本研究では、この新奇な共生細菌を新種記載するとともに、ゲノム解析、電子顕微鏡観察、培養実験等により、この共生細菌を含む近縁種が、多様な藻類がつくる「藻類ブルーム」に普遍的に存在することを明らかにし、藻類の大量増殖を制御する可能性を示した。
近年、CO2固定技術や高付加価値化学成分、代替タンパク生産のバイオリソースとして、藻類バイオマスが世界の産業界から注目されている。クロレラ、ユーグレナなどの微細藻類種はすでに産業利用されているが、これらの藻類は大量培養が比較的容易という特性がある。一方、有用化学成分の産生という点で有望であるものの、低コストでの大量培養が困難であることから産業化に至っていないという藻類も数多くあり、ボトリオコッカスもその一つだ。ボトリオコッカスはバイオ燃料の材料となる高純度の炭化水素を細胞外に大量に蓄積するという、他の藻類にはない珍しい特性を持っていることから、古くから注目されていた。分類学的にはクロレラと同じ緑藻というグループに含まれるが、増殖の速度がクロレラの10分の1以下と、とても低い。増殖速度が低い藻類の培養にはコストがかかるため、今日に至るまでボトリオコッカスのバイオマス燃料は実用化には至っていない。

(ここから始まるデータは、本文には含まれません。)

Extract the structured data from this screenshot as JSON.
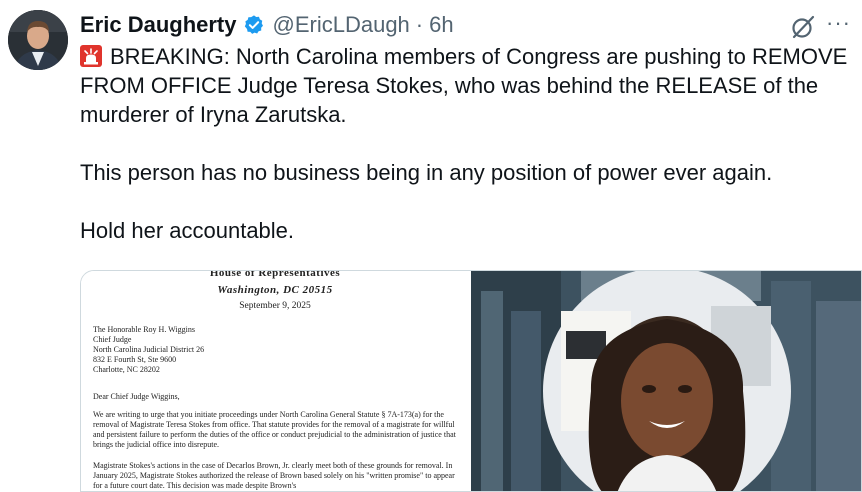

自然界では、様々な微細藻類が大量増殖した「藻類ブルーム」と呼ばれる現象が頻繁に確認されている。単独では顕微鏡でしか存在を確認することができない微細藻類だが、藻類ブルームは地球観測衛星からでも見ることができるほど大規模なものになる。淡水の湖沼等で有名な藻類ブルームはラン藻がつくるもので、これは「アオコ」と呼ばれる。海で有名な藻類ブルームは「赤潮」であり、これは主に渦鞭毛藻や珪藻が原因になっている。アオコや赤潮に比べると稀ではあるが、淡水藻類であるボトリオコッカスの藻類ブルームも熱帯・亜熱帯地方で観察されている。これらの藻類ブルームをつくる藻類は、プール等で人為的に大量発生させることが困難であるという共通の特徴を持っている。自然環境で大量発生する微細藻類を人為的に大量増殖させることができない理由として、自然環境下では微細藻類は様々な微生物と共存し、相互作用をしているという環境の違いがある。実際に、海の藻類ブルームは、藻類と共生する細菌との相互作用によって発生・減衰を繰り返している、という仮説が提唱され、その証拠となるデータが蓄積されている。一方、淡水の藻類ブルームと細菌の相互作用についての研究例はとても少ない状況だった。今回、海の藻類と同様に、淡水藻類の共生細菌が藻類ブルームをコントロールしているのかという点に着目して研究を行った。